Wypadek autokaru firmy Sindbad w Szwajcarii. Jedna osoba nie żyje

Redakcja
W sobotę autokar jeżdżący pod szyldem opolskiego Sindbada miał wypadek w miejscowości Schaffhausen w północnej Szwajcarii.
W sobotę autokar jeżdżący pod szyldem opolskiego Sindbada miał wypadek w miejscowości Schaffhausen w północnej Szwajcarii. Google Maps
W sobotę autokar jeżdżący pod szyldem opolskiego Sindbada miał wypadek w miejscowości Schaffhausen w północnej Szwajcarii. W wypadku, w którym uczestniczyło sześć pojazdów, zginęła jedna osoba - pracownik obsługi autokaru. Rannych było w sumie 11 osób. Nikomu z pasażerów nic się nie stało.

W sobotę doszło do potężnego karambolu w tunelu autostrady w A4 w okolicy Schaffhausen w Szwajcarii. W wypadku brały udział cztery samochody osobowe, na które najechała ciężarówka, a na nie autokar polskich linii Sindbad.

Jak czytamy w komunikacie przesłanym do redakcji przez biuro Sindbad - „pomimo hamowania autokar uderzył w tył samochodu ciężarowego”.

11 osób w karambolu zostało rannych. Żaden z pasażerów autokaru nie odniósł poważnych obrażeń, ale – jak informuje wiceprezes Sindbada, Bogdan Kurys - jedna osoba jest na obserwacji w szpitalu, pozostali pasażerowie kontynuują podróż.
- Niestety, w wyniku obrażeń, śmierć poniósł jeden z naszych pracowników. – mówi Kurys.
To pilotka autokaru.

„Łączymy się w bólu z rodziną i pozostajemy w głębokim smutku z powodu dzisiejszej tragedii.” – czytamy w komunikacie Sindbada.

Jak informują szwajcarskie media – tunel został na kilka godzin wyłączony z ruchu.
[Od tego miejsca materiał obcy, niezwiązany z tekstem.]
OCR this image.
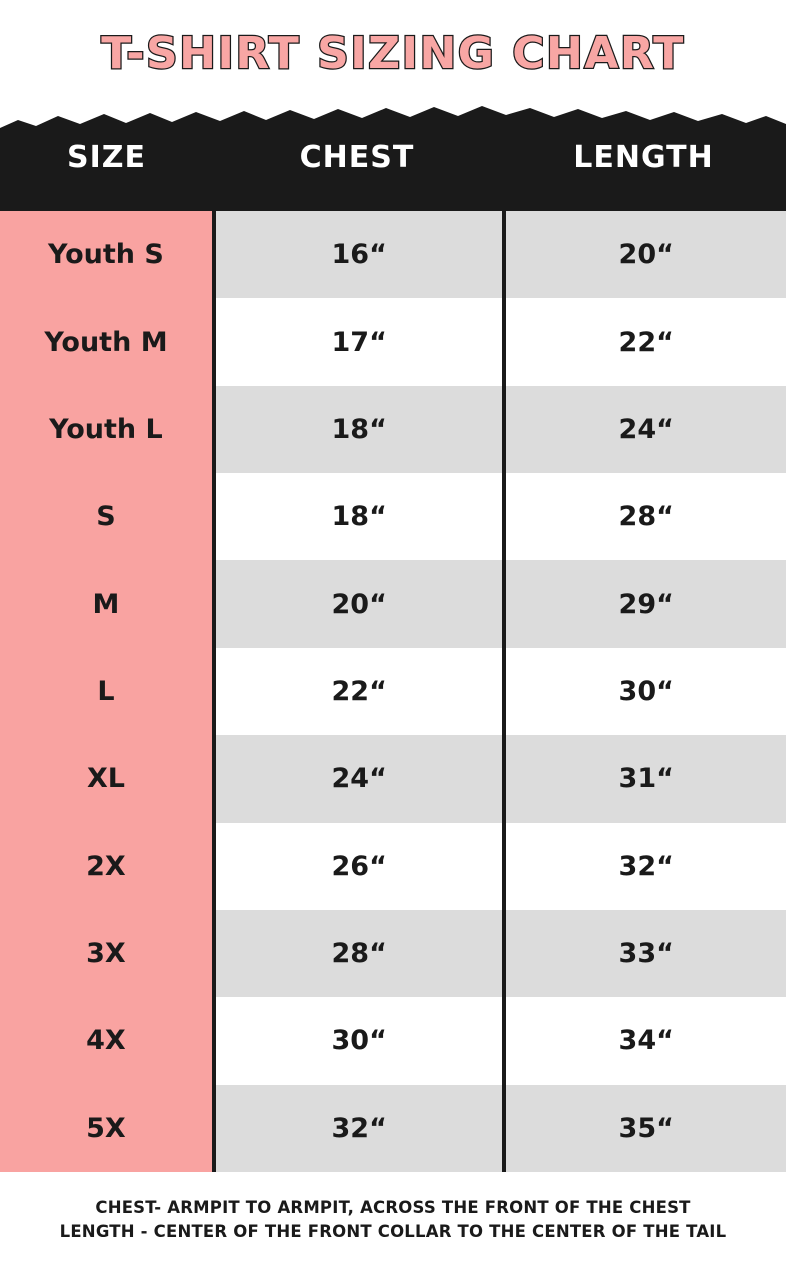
T-SHIRT SIZING CHART
SIZE	CHEST	LENGTH
Youth S	16“	20“
Youth M	17“	22“
Youth L	18“	24“
S	18“	28“
M	20“	29“
L	22“	30“
XL	24“	31“
2X	26“	32“
3X	28“	33“
4X	30“	34“
5X	32“	35“
CHEST- ARMPIT TO ARMPIT, ACROSS THE FRONT OF THE CHEST
LENGTH - CENTER OF THE FRONT COLLAR TO THE CENTER OF THE TAIL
W karambolu auta nie tylko zderzyły się z sobą, ale i zakleszczyły, jedno nawet znalazło się na dachu drugiego. Policja bada przyczyny zdarzenia.

Wypadkowi uległ autokar marki Setra S 419 GT-HD, rok produkcji 2011, ostatnie badania techniczne wykonane były w kwietniu br. Autokar prowadził doświadczony kierowca, który po odpoczynku nocnym w Niemczech, wsiadł do autokaru o godzinie 9.00.
Na pokładzie autokaru było 22 pasażerów i 2 członków załogi. Autokar był w trasie z Warszawy do Szwajcarii.

- Na miejsce zdarzenia wysłaliśmy autokar zastępczy, który zabrał pasażerów w dalszą drogę. – dodaje Kurys.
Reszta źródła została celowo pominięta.